Il s’est levé vers les huit
heures trente. Il était beaucoup moins pressé qu’avant maintenant qu’il avait
perdu son boulot. Ce sentiment de solitude alors qu’il savait qu’il n’était pas
le seul. Et de loin. Surtout dans cette partie du centre de la France. Tulles
en Corrèze où l’emploi était depuis
quelques années une denrée rare. Un sentiment doublé de celui terrible d’être
abandonné. De tous. Ou presque.
Il a écouté les infos sur
son poste déglingué acheté chez Emmaüs. Elles étaient comme les autres jours.
Mauvaises.
Du temps où il avait une
famille, ils vivait dans un petit pavillon d’écart de ville, acheté à crédit.
Bien sûr les fins de mois étaient difficiles mais au moins, il y en avait.
Maintenant c’est dur dès la
première semaine. Et puis ce foyer. Pardon. Pour le confort et l’intimité,
pardon. Ce n’était pas l’endroit idéal. Sale et bruyant. Un endroit pour les
pauvres, en fait. Depuis qu'il l'était devenu il avait fini par remarquer qu'ils sont toujours, ou presque, partout ou presque installés dans des endroits
sales et bruyants. Cette étrangeté était quasiment universelle.
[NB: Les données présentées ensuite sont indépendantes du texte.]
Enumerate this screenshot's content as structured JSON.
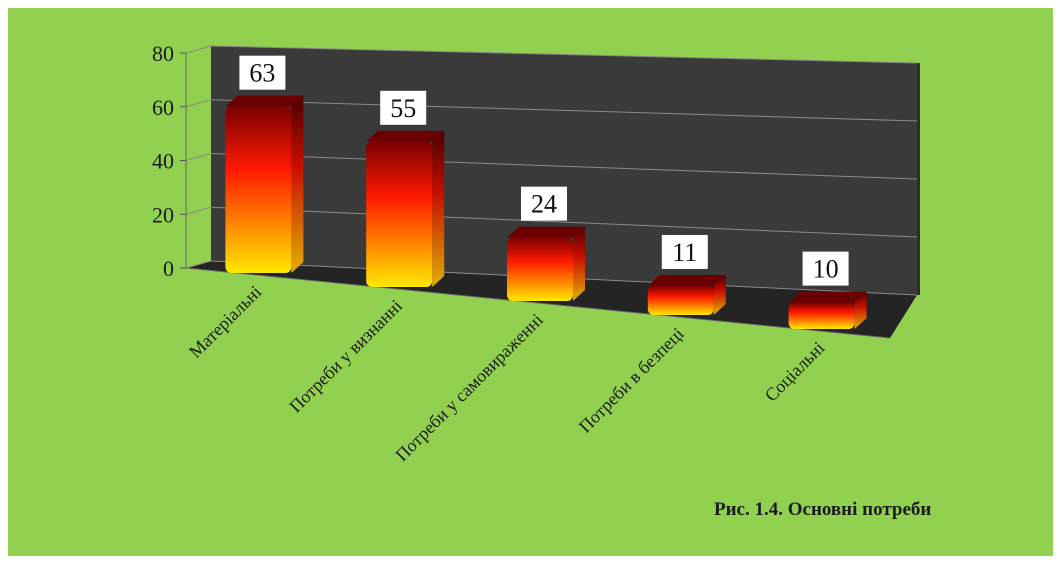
{
  "caption": "Рис. 1.4. Основні потреби",
  "chart_data": {
    "type": "bar",
    "categories": [
      "Матеріальні",
      "Потреби у визнанні",
      "Потреби у самовираженні",
      "Потреби в безпеці",
      "Соціальні"
    ],
    "values": [
      63,
      55,
      24,
      11,
      10
    ],
    "data_labels": [
      "63",
      "55",
      "24",
      "11",
      "10"
    ],
    "ylim": [
      0,
      80
    ],
    "yticks": [
      0,
      20,
      40,
      60,
      80
    ],
    "ytick_labels": [
      "0",
      "20",
      "40",
      "60",
      "80"
    ],
    "grid": true,
    "title": "",
    "xlabel": "",
    "ylabel": "",
    "style": "3d-column",
    "colors": {
      "background": "#92d050",
      "wall": "#3a3a3a",
      "floor": "#242424",
      "gridline": "#8a8a8a",
      "bar_top": "#7a0000",
      "bar_mid": "#ff1a00",
      "bar_bottom": "#ffe800",
      "label_box": "#ffffff"
    }
  }
}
Ce qui l’énervait le plus,
ce qu’il n’arrivait pas à comprendre c’est comment cette situation
insupportable, était, dans tout le pays,
si banalement acceptée. Comment tous et chacun s’accommodaient de cette misère
latente qui peu à peu gagnait le pays, comment l’ensemble de la société
restait paisible malgré les annonces
sans cesse répétées des licenciements, des fermetures d’usine, des plans de
restructuration, de ces foules entières mises au chômage, autant dire balancées
à la trappe, jetées en pleine mer, sans grand espoir de retrouver un boulot un
jour, comment tout le monde se satisfaisait de ça. Comment aucune révolte ne
semblait sourdre. Ça oui, le choquait profondément.
Mais aujourd’hui était un
jour un peu spécial. Il allait à un entretien d’embauche. Le premier depuis six
ans.
Aussi, quand on lui a
proposé de porter une pancarte et se balader en ville quatre heures par jours
pendant une semaine pour célébrer l’ouverture d’un restau indien en centre
ville, entre parenthèses s'il a trouvé quelque peu ironique de devenir
homme sandwich pour ne plus avoir faim, il n’a pas hésité bien longtemps. Il
n’a pas pensé humiliation, il a juste calculé que cette modeste paie, lui
permettrait, ce mois-ci, d’au moins payer son loyer, à peu près, en temps voulu.
Et puis, dans sa situation refuse-t-on deux repas au restaurant ? Fût-il indien? Le
salaire, (en était-ce un vraiment ? Une aumône?) n’était pas merveilleux, mais en
attendant un miracle…
En signant le contrat il a
souri en pensant :
Indien vaut mieux que Dieu... Tulles l’aura.
7 commentaires:
"devenir homme sandwich pour ne plus avoir faim".
Ventre creux et plein le dos : ouble et triple ironie de faire la pub pour un restau indien... Dur à avaler, pour un crève-la-faim ! De quoi devenir boit-sans-soif...
Double ironie
@ Merci Odile! Double ironie pour une histoire malheureusement si simple!
"Ce qui l’énervait le plus, ce qu’il n’arrivait pas à comprendre c’est comment cette situation insupportable, était, dans tout le pays, si banalement acceptée."
Qu'ajouter ?
Pour la forme, en voilà une consigne qui n'a jamais aussi bien été blackboulée !
@ M Merci M! Oui, je lui ai mis une petite claque à la consigne mais c'est affectueux!
on dit pas Un claque ? mettre son claque à la consigne ?
bon retour au boulot.
Marie.
@ Marie Un claque c'est un haut de forme... Un chapeau claque. C'est aussi un bordel il me semble...
Merci pour tes voeux, ce sera pour demain.